The wnoise in MATLAB is explained as follows:
Wnoise Generate Noisy wavelet test data.
X = wnoise (fun,n) returns values of the test function
Given by fun, on a 2^n sample of [0,1].
[X,xn] = wnoise (Fun,n,sqrt_snr) returns the previous vector X
Rescaled such that STD (x) = Sqrt_snr. The returned vector XN
Contains the same test vector X corrupted by an
Additive Gaussian White Noise N (0,1). Then XN have a
Signal-to-noise ratio of (sqrt_snr^2).
[X,xn] = wnoise (fun,n,sqrt_snr,init) returns previous
Vectors X and XN, but the generator seed was set to INIT
Value.
for [X,xn]=wnoise (Fun,n,sqrt_snr) Form, the signal-to-noise ratio of xn is interpreted in MATLAB as sqrt_snr^2. Now I'm going to produce a signal to see if that's the case.
CLC;
CLC;
Clear all;
[X,sx]=wnoise (4,10,3,231434);
The signal-to-noise ratio is calculated using the following formula:
SNR=10*LOG10 (SUM (x.^2)/sum ((sx-x). ^2)); (1)
Matlb operation result is: snr= 9.8628
It can be seen that snr!=!=sqrt_snr^2 = 9 results are not the same, which is why.
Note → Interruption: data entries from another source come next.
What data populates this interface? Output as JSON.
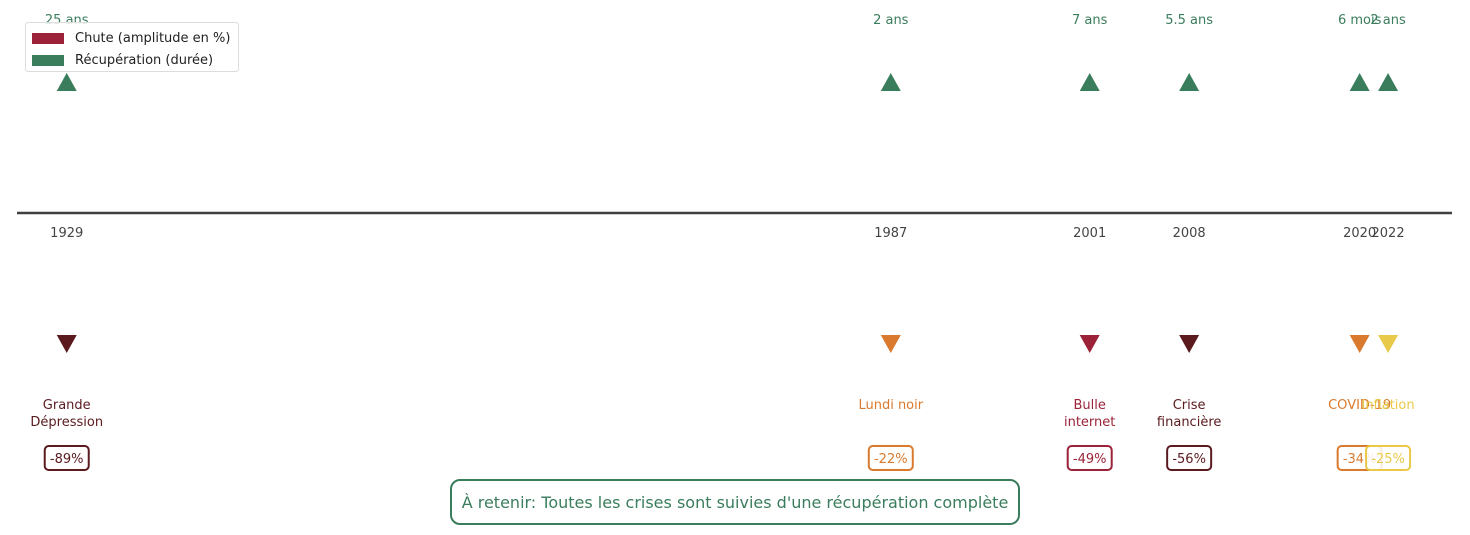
{
  "colors": {
    "axis": "#404040",
    "recovery": "#3a7d5c",
    "drop_legend": "#9b2238",
    "year_text": "#444444"
  },
  "legend": {
    "drop_label": "Chute (amplitude en %)",
    "recovery_label": "Récupération (durée)"
  },
  "takeaway": "À retenir: Toutes les crises sont suivies d'une récupération complète",
  "chart_data": {
    "type": "timeline",
    "x_range": [
      1925.5,
      2026.5
    ],
    "events": [
      {
        "year": "1929",
        "name": [
          "Grande",
          "Dépression"
        ],
        "drop": "-89%",
        "recovery": "25 ans",
        "color": "#5a1a1e"
      },
      {
        "year": "1987",
        "name": [
          "Lundi noir"
        ],
        "drop": "-22%",
        "recovery": "2 ans",
        "color": "#d97a2e"
      },
      {
        "year": "2001",
        "name": [
          "Bulle",
          "internet"
        ],
        "drop": "-49%",
        "recovery": "7 ans",
        "color": "#9b2238"
      },
      {
        "year": "2008",
        "name": [
          "Crise",
          "financière"
        ],
        "drop": "-56%",
        "recovery": "5.5 ans",
        "color": "#5a1a1e"
      },
      {
        "year": "2020",
        "name": [
          "COVID-19"
        ],
        "drop": "-34%",
        "recovery": "6 mois",
        "color": "#d97a2e"
      },
      {
        "year": "2022",
        "name": [
          "Inflation"
        ],
        "drop": "-25%",
        "recovery": "2 ans",
        "color": "#e8c94a"
      }
    ]
  }
}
The following analysis
The known x is a pure signal, (sx-x) is a noise signal, the SNR calculated by the formula (1) is certainly no problem.
But unlike the results of sqrt_snr^2, I think it is the difference between the two formulas for the signal-to-noise ratio.
The Matlab Citic noise ratio is used (for the differentiated 1 here using the SNR Representation):
Variance of snr= pure signal/variance of Noise signal (2)
The theoretical analysis is:
Wnoise () produces a Gaussian white noise with a mean value of 0 standard deviation of 1
So the variance of pure noise is =3^2=9; noise variance =1^2=1
The snr=9 the theory gets
But in the actual kind by calculation to get
STD (x) = 3;
STD (sx-x) = 0.9769 is not equal to 1
Actually get the snr=9.2125
This is mainly because the standard deviation of noise is not equal to 1 due to the wnoise from the "mean value of 0, the standard deviation is 1 of the Gaussian distribution of the data sampled." However, the finite length of the wnoise itself does not satisfy the mean value of 0, the standard deviation is 1, that is, random variables randomly distributed, it is impossible to use the finite length of the sample value to extract the full characteristics of the random variable.
So the SNR calculated by the Formula 1 is also true.
The above is the author's own humble opinion, in order to stimulate.